Micro Management

I think people assume that I embellish things here for dramatic effect. Perhaps, they ponder, he uses a once-in-a-crab-season anecdote and repeats it time and again, unfairly to pillory the LAA.

Now it is true that I have mentioned assessment arguments over a £4.10 routine letter previously. Today, however, this has once again presented itself as a cloud in an otherwise clear blue sky.

This is a single, standard fee case chosen, at random, by the National Audit Office. The NAO seem, again, to be assessing the assessors. Historically we have fought, even over a single letter, to the bitter end, today it is genuinely an “administrative letter” which should not have featured in the final bill.

Of course its inclusion is neither here nor there, having no impact whatsoever on the Standard Fee the firm have correctly claimed.

Alongside this is a refusal to pay a £13 taxi fare because the cabbies handwriting of the date is not very clear. We are going to fight this one because disbursement vouchers are not even required on payments under £20.

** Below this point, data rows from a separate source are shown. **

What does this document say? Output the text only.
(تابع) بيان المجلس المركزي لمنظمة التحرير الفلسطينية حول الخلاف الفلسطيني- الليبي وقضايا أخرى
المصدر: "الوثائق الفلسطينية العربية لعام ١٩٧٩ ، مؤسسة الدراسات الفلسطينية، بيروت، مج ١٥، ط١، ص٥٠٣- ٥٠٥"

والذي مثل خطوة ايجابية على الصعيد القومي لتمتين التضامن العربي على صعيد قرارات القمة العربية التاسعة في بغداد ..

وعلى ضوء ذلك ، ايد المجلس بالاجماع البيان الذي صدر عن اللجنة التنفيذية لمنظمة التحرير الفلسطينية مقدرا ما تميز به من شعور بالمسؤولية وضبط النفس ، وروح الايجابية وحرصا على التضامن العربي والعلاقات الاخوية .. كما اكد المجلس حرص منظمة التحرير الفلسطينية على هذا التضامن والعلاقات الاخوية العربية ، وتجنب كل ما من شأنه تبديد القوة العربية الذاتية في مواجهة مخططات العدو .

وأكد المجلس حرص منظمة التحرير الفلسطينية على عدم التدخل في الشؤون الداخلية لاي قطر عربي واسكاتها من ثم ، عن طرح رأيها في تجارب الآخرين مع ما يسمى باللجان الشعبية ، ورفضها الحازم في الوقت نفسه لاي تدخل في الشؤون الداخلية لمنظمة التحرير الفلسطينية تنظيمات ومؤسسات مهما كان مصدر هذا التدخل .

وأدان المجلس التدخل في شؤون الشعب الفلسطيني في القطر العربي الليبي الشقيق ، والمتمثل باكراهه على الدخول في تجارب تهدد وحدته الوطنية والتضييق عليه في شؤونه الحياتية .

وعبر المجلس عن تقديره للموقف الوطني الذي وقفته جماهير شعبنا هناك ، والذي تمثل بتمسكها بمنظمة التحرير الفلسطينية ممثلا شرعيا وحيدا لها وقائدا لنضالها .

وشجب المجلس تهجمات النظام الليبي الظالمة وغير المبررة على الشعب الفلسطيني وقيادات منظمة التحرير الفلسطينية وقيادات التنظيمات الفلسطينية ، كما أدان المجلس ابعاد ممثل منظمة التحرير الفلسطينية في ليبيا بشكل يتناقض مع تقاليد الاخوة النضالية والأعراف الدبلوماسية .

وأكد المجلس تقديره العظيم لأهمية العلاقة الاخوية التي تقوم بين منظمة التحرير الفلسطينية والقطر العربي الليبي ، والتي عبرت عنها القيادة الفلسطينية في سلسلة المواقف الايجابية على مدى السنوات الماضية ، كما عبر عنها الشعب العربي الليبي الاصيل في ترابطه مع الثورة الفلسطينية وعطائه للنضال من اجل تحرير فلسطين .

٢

This process has involved admin time at the firm, the LAA, the NAO and now even for the firms Contract Manager (who is copied in on final reports). Oh and now we are involved confirming the position on under £20 disbursements; Cost Assessment Guidance 2013, S. 3.1, if you are interested.

End result – claim indisputably properly made.

Perhaps if they had spent a bit more time on MoJ Tagging Contracts

PS – Our clients, like you, do not have the option to “refuse to participate in a forensic audit”. Just 14 days to deliver the files.